Realizing Lifetime Value – Insight Into Relationships

Lifetime Value

Lifetime Value

This past weekend, I mentored at a Startup Weekend in Asheville, NC. Seeing people form teams, practice their pitch, and and get their first customers made me look back at a few similar events I’ve attended over the years and the value that they’ve created.

There was the prospect I’d met at a tradeshow 5 years ago who didn’t end up becoming a customer, but later invested in a startup I founded. Then there was the nonprofit event I attended as a volunteer, and ended up meeting a fellow volunteer who would later become my largest customer. Then finally, I landed at Revelry Labs because I became friends with the other founders in an accelerator program I attended almost 4 years ago. So what’s the point?

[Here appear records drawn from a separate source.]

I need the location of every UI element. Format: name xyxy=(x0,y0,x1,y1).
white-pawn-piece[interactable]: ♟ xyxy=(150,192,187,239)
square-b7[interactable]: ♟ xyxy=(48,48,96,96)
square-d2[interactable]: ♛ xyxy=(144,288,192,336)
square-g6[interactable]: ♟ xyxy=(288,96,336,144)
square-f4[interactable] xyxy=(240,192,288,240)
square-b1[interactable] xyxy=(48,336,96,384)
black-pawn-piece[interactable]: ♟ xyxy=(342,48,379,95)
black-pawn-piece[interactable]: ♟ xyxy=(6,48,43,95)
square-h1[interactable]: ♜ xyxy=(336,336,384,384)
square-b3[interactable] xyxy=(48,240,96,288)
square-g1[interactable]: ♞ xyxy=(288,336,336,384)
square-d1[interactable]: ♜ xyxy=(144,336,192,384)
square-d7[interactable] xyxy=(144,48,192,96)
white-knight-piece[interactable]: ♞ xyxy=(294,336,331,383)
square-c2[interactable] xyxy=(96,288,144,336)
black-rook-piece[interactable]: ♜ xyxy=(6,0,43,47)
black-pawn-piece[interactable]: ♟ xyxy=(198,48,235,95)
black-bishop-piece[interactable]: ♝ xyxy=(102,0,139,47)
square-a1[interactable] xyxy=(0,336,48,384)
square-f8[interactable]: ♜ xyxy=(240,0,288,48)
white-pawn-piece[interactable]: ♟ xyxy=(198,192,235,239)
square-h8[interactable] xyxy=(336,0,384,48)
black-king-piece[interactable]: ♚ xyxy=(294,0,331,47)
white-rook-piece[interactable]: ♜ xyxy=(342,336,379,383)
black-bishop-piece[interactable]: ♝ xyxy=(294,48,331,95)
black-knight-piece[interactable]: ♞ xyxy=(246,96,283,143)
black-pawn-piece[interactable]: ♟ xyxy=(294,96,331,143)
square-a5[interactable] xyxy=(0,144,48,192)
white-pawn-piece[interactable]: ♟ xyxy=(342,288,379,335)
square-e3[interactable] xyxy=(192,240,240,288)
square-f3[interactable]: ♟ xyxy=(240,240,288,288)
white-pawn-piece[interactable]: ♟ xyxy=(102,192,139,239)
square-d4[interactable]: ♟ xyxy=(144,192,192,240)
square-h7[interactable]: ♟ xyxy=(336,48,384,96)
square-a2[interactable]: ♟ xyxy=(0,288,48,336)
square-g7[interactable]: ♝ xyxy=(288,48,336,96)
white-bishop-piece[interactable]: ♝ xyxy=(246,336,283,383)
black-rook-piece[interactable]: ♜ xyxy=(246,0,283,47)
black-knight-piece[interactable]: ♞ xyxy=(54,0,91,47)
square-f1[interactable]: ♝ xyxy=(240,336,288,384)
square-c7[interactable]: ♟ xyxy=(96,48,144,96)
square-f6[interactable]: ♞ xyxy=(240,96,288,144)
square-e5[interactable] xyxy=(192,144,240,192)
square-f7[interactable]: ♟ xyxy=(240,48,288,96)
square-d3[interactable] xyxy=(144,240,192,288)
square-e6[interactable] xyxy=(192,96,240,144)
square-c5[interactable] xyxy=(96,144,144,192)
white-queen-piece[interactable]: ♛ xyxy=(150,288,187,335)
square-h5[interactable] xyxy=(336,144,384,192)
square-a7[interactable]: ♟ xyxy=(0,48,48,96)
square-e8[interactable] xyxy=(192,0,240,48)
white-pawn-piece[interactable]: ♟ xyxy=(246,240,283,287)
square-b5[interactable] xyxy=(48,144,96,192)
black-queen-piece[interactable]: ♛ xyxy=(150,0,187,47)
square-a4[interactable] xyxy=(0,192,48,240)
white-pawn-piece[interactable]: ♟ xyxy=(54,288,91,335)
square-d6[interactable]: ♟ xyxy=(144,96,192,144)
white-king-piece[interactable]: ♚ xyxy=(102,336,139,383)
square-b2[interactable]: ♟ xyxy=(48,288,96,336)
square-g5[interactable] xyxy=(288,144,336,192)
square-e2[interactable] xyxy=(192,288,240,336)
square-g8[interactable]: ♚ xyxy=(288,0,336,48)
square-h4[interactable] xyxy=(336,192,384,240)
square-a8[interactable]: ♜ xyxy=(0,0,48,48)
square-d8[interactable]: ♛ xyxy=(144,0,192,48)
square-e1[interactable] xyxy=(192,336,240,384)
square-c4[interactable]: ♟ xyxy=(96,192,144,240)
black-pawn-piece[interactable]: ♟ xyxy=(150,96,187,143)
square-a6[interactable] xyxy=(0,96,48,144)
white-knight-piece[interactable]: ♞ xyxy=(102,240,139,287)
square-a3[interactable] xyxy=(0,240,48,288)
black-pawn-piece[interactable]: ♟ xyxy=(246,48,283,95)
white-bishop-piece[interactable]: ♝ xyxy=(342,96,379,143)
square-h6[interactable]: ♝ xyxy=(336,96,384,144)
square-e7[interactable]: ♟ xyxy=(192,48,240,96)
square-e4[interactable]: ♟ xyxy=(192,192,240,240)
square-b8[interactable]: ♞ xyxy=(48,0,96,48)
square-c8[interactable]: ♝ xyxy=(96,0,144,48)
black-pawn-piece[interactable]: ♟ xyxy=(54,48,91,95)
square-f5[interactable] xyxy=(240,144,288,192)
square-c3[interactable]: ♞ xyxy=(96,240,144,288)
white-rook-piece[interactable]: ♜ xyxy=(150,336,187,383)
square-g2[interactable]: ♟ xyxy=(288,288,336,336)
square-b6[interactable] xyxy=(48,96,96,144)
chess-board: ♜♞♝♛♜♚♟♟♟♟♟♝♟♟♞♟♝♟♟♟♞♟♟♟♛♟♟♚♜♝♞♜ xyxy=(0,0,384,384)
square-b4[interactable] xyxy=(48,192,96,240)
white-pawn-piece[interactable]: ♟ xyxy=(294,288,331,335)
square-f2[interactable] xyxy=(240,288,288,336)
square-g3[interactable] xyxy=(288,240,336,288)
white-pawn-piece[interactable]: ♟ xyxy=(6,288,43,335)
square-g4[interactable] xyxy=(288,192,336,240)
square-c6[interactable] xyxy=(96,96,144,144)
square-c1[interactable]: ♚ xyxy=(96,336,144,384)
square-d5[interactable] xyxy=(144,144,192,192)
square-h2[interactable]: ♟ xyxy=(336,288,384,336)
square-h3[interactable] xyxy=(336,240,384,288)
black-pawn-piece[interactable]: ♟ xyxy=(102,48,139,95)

You never know what can come of meeting someone new if you only view that relationship for its immediate or short-term value.

In his book PeopleWork, Chris Smith tells a story about the Starbucks experience. Why do people tweet photos of their pumpkin spice latte and remain loyal patrons year after year? It’s because Starbucks understands the Lifetime Value of a customer. Although the average purchase is under $7, the lifetime value of a customer is $15,000! Starbucks makes sure its employees, service, and consistently good experience reflect that they know you are a $15k customer. When you walk in the door at one of their locations, Starbucks isn’t looking at you as a one time sale, but a lasting relationship.

Why would any of us treat our own relationships any different? Surely the lifetime value of many of your business relationships is higher than the lifetime value of a Starbucks customer.

Businesses often fail to see the long-term value of a relationship, let alone customers. So many negotiate every ounce of profitability out of a deal or go for the hard sell, but often at the cost of building a strong relationship. They don’t follow up or keep in touch with people they meet because they think “This person can’t help me” or “It’s not a good fit”, but this is a short-term way of thinking.

Today’s business world changes so fast, someone you know could be a competitor at one job, a customer at the next, and then a prospective hire at the next, all in the course of just a few years.

Here’s my advice to the participants from Startup Weekend and any business that wants a long term strategy for success:

When meeting a potential a new customer/employee/partner, don’t just think about how you might work with them today. If you think about where that person will be in 1, 5, or even 10 years, ask yourself- What’s the potential lifetime value of this relationship?

You’ll probably determine that it is worth much more than just closing that first deal. And you’ll probably make some great friendships along the way. Your best relationships are long term and don’t pay off overnight. Invest accordingly.